I'll chime in here because it looks like you've had a terrible time with someone who's a [insert word of choice].

TDD "evangelism" is often toxic and abusive. The actual practice of a functioning TEAM (not just the devs) who know what it is and how it works, changes things fundamentally for the better.

Spikes are used to do the "whimsical" how the F do we do Y, parts. XP devs don't TDD those and the code is usually tossed out (with the good bits used to help build the production code.)

Similarly TDD isn't a religion, and only an fool would apply it like one. The good parts are, you get a test suite, you get developer examples of how to use a unit, you get an extra step to think about naming, so you're _slightly_ less likely to be saddled with a poorly thought out API / naming scheme.

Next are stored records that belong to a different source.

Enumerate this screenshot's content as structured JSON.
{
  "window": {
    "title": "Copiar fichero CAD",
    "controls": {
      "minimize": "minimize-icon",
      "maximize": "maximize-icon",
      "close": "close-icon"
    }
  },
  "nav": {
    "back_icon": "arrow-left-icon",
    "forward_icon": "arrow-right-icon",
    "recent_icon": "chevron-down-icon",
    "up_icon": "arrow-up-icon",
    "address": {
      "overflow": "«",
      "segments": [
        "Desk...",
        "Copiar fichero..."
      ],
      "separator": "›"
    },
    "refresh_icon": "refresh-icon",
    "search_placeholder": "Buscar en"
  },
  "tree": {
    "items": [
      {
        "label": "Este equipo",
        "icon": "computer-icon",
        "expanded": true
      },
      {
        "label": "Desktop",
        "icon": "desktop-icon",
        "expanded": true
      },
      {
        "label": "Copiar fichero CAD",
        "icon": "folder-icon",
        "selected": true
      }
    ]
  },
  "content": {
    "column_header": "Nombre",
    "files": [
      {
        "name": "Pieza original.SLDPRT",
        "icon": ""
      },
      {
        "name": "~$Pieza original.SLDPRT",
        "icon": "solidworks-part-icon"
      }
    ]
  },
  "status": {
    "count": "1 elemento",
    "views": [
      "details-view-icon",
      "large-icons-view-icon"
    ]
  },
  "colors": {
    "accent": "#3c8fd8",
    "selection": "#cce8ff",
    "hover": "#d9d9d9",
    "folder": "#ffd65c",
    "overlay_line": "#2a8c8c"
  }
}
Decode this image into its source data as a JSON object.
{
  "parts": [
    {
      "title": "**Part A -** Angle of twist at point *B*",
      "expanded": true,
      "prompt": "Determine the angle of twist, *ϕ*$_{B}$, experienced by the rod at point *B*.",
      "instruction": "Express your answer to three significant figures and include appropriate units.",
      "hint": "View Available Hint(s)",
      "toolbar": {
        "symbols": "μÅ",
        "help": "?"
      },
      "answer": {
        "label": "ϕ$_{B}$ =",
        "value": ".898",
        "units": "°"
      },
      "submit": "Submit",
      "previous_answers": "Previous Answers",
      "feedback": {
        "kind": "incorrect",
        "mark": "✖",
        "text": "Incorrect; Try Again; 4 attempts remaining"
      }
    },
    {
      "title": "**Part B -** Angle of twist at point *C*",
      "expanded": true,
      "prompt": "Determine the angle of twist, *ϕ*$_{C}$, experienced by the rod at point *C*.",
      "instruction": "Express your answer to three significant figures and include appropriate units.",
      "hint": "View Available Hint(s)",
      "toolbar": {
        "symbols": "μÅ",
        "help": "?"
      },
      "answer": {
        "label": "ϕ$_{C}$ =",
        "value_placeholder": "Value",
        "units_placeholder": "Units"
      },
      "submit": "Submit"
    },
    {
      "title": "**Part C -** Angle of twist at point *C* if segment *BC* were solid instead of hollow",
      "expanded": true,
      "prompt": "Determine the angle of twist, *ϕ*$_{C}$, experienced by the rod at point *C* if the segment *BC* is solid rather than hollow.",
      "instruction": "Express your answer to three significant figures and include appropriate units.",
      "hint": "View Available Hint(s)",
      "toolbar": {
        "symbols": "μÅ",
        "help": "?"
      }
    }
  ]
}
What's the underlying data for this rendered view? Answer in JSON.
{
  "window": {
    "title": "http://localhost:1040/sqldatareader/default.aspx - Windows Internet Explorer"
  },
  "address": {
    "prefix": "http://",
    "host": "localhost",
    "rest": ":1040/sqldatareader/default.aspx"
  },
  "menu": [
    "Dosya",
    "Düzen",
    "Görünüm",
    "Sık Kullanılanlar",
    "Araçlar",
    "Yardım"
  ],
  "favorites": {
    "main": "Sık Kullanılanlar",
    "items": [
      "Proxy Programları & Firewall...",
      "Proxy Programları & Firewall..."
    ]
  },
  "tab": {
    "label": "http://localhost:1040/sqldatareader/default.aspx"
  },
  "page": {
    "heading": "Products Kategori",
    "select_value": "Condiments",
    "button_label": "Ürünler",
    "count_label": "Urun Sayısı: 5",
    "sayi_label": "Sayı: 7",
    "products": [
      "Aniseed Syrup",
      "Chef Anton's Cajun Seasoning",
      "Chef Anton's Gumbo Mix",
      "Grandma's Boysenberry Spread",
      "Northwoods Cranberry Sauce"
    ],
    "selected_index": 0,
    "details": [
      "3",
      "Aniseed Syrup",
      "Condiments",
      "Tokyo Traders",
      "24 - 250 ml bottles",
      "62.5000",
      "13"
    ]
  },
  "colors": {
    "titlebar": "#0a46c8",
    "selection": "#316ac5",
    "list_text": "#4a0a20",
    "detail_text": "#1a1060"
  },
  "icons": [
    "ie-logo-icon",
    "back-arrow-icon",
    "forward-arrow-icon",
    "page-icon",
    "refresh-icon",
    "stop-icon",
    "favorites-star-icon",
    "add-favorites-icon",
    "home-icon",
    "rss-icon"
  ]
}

It's broadly useful, helps teams integrate code, much faster.

Everyone needs to be playing the game, though, and they need to know the rules.

C2 wiki is about the best place to find organic conversations about XP and TDD (archived though, so no sanctimonious claptrap from the likes of me), and the wide internet is a great place to get polarized.

I'm sorry you got a bad taste, and it may have put you off, but a functioning TDD team is about the sanest, quickest, dev team you'll have the pleasure of working with. While, as you've found, an oppressive diktat to DO TDD PROPERLY when the team isn't really doing that, is hellish.


You're 100% right and that's a large part of the problem here.


Automated testing and debugging are not the same


I didn't say anything about automated.

99% of the time, I debug using tests. You write the expected output and then fill in the implementation. If you don't get what you expect, something is wrong with your code and it is easy to run it in the debugger to figure out what is wrong.

At the end of that, you end up with a test and some code that works.

Other people call this TDD.


Yeah we all know what you're talking about, you don't have to explain it. Testing is not the universally correct strategy for every case, and unless you take the time to understand their use case, you're really not in a position to understand the tradeoffs or make value statements about their work.


If I had the choice of 'write a tool' or 'write a test'... I'd always pick write a test. Of course, that's me... which is why I asked the question in the first place. I was trying to understand their use case.


As you said it: Of course, that's you. But not everyone walks the same path towards robust coding, let alone coding.


> it is easy to run it in the debugger

Yes. They made their own purpose-built debugger. It's a tool that makes it easier to see what the program is doing. Your debugger is no more or less valid than their debugger. It's a tool, and the best tool is the one that enables the programmer to accomplish their goal. And that's what they did.


most of the time, I write a small amount of code to work through or debug other's code. It's much easier to be consistent and capture more workflow in a script. Later this can be turned into tests or interfaces. Early on, the script offers much better visibility by typically having access to a debugger


Why not attach debugging tools to the tests?


I would argue that, based on my experience, most of the code I'm debugging is not my code so it really doesn't matter how many tests I write because the problem is I misunderstood how a library or someone else's code I'm using works or there's a bug I can't find just with tests.


You're writing code against other's code, the UI seems like overhead over when you can just have a script that can effectively do the same thing.

There is a term called "blackbox testing", which is more or less what we do for 3rd party code | services anyway.


Not everything can or should be a codified test. There’s a reason postman is a billion dollar product.

Just not as good for websockets

Ink allowed me to quickly add a simple admin and debug UI


> There’s a reason postman is a billion dollar product

I guess so, but is it a good reason? It's a fancy ui for curl...!?


If postman is just a fancy Ui for curl

Now I’m wondering your thoughts on Burpsuite

And wondering if you feel GitHub is just a fancy UI for git lol


that's not what they wanted to do?


The test failed.

Ok.... why?


Exactly. Why?

So you're first instinct is to write a tool to inspect websockets?